This past year has been beyond difficult for you. It ripped me apart to tell you the news that I knew would break your heart. But I had to. I love your for not “shooting the messenger”. Telling you was truly one of the hardest things I’ve ever done. I am thankful that I found out though and could protect you from a future with someone who did not deserve you.
I was so scared for you at first. I didn’t know what would happen between us, what would happen to you. Would you become bitter and mean and spiteful? Would you become depressed and sorrowful? Would you turn a blind eye? Would you wither away into a woman I didn’t recognize? I was afraid. Afraid of losing you.
I should have known better. You’re stronger than anyone I know. Where do you think I get it from?
You were heartbroken and sad but you willed yourself through. You came to your decisions on your own timetable when you were ready, not when we told you to be ready. You sought out help to make sure you made it through intact and stronger than before. You did it.

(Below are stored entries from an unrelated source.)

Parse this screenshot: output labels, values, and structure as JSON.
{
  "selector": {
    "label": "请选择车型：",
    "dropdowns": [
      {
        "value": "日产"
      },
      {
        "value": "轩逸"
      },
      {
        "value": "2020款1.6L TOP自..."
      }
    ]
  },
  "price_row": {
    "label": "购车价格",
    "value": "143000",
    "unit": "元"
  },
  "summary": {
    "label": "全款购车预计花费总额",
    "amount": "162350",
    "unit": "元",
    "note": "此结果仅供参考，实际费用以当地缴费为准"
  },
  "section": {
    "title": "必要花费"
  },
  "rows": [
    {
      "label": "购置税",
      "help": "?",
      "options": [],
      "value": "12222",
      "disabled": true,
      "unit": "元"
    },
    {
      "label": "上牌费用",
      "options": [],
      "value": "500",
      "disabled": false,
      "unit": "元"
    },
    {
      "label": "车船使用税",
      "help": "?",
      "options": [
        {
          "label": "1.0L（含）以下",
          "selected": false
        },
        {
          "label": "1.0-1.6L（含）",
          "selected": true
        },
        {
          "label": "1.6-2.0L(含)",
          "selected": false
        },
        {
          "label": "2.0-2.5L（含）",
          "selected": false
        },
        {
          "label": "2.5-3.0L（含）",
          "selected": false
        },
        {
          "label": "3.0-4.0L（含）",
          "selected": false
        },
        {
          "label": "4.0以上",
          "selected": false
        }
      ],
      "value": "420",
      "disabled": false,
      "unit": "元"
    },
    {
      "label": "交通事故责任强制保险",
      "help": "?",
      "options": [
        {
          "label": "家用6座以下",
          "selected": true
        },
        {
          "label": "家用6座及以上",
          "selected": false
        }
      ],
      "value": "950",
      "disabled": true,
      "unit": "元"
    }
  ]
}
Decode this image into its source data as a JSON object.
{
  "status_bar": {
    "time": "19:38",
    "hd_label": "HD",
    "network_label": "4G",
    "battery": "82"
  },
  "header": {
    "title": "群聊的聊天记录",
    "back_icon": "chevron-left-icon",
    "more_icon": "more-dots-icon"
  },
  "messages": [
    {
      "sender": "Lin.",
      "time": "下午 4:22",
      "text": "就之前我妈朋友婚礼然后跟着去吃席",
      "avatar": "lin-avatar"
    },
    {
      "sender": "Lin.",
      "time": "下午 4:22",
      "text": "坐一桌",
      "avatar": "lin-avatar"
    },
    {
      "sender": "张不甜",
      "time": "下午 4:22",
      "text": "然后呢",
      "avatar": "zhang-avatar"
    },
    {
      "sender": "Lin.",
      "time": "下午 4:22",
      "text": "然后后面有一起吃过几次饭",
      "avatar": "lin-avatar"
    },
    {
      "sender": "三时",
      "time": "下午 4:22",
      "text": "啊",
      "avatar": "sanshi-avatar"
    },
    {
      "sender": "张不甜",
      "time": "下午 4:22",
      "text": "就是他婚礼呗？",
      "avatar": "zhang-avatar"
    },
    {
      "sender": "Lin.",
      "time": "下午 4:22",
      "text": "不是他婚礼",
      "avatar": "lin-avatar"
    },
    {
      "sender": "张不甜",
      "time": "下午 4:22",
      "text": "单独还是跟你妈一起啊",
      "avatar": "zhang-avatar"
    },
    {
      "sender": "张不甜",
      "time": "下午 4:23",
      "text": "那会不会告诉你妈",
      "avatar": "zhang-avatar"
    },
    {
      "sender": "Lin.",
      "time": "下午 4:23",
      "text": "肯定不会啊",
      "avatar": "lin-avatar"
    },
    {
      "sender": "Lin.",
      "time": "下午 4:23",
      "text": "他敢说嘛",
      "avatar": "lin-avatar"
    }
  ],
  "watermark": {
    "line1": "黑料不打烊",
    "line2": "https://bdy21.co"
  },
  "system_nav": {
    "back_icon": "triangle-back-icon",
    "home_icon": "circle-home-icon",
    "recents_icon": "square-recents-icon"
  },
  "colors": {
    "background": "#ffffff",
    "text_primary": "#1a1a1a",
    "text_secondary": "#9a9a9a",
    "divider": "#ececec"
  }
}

Now? You’re happy. You’re never alone because you have me. You have Matt. You have the kids. You have us all. Completely. You are finally back to your “old self”, the one I didn’t realize had gone missing a while ago. Your smile is fuller, your eyes are brighter, your laugh is heartier. Which makes me joyful.
Now that I have children, I know how much you love me. But do you know how much I love you? I don’t think so. I hope I tell you enough and show you enough how very important you are to me and how much I love you. I’ve never known what I’d do without you.